This is a really clever idea. A problem with a lot of assignments is that they don't matter, they're just irrelevant practice or too neatly wrapped up to be realistic. Likewise, with research there are problems that need more eyes and aren't getting it. This neatly hits both birds with one stone.
1) How do people learn, particularly college students in collegiate settings? 2) What activities best help learning? I've definitely seen more than my share of confusing readings, sloggy class discussion, and pointless term papers, and things like flipped classrooms can help, but I'd be cautious about over-committing. I've seen pointless and confusing 'hands-on' practice as well. 3) What kinds of PEOPLE facilitate learning, and in what contexts. Appreciative Education can help, but why is this pushed off on to another layer of administrators rather than dedicated, long-term professionals. Similarly, why do we believe that we can buy and sell teaching talent like beans? 4) What kinds of institutions, patterns of life and career expectations, support people who are able to lead good classroom activities.

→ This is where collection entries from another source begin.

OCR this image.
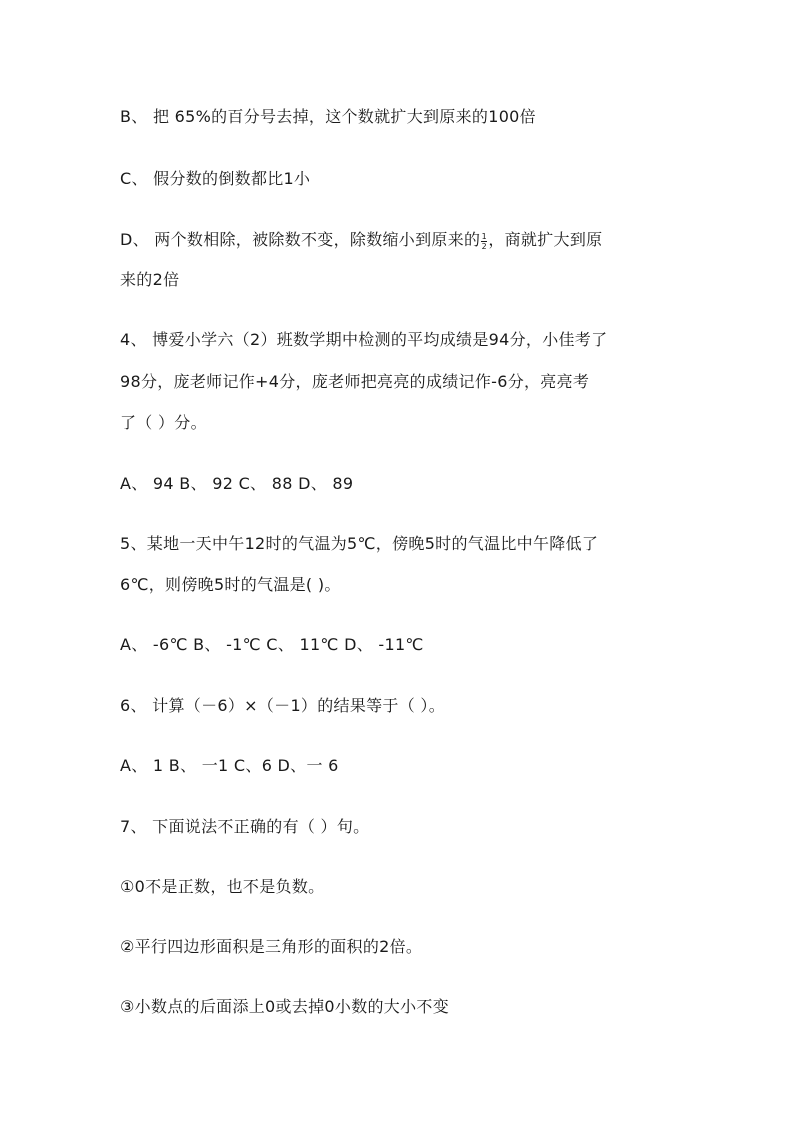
B、 把 65%的百分号去掉，这个数就扩大到原来的100倍
C、 假分数的倒数都比1小
D、 两个数相除，被除数不变，除数缩小到原来的 $\frac{1}{2}$ ，商就扩大到原
来的2倍
4、 博爱小学六（2）班数学期中检测的平均成绩是94分，小佳考了
98分，庞老师记作+4分，庞老师把亮亮的成绩记作-6分，亮亮考
了（ ）分。
A、 94 B、 92 C、 88 D、 89
5、某地一天中午12时的气温为5℃，傍晚5时的气温比中午降低了
6℃，则傍晚5时的气温是( )。
A、 -6℃ B、 -1℃ C、 11℃ D、 -11℃
6、 计算（－6）×（－1）的结果等于（ ）。
A、 1 B、 一1 C、6 D、一 6
7、 下面说法不正确的有（ ）句。
①0不是正数，也不是负数。
②平行四边形面积是三角形的面积的2倍。
③小数点的后面添上0或去掉0小数的大小不变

RateMyProfessor is a fascinating platform. Students have a pretty good sense of who knows how to teach and not, although there is a bias towards "easy A" classes, rather than anything actually challenging. Most colleges have official teaching evaluations as well, although the questions are terribly designed. It continually astounds me that places full of sociologists and Ed.Ds can't manage to put together a survey that actually matches any sort of research objective into who their best teachers are, and why they're better than average.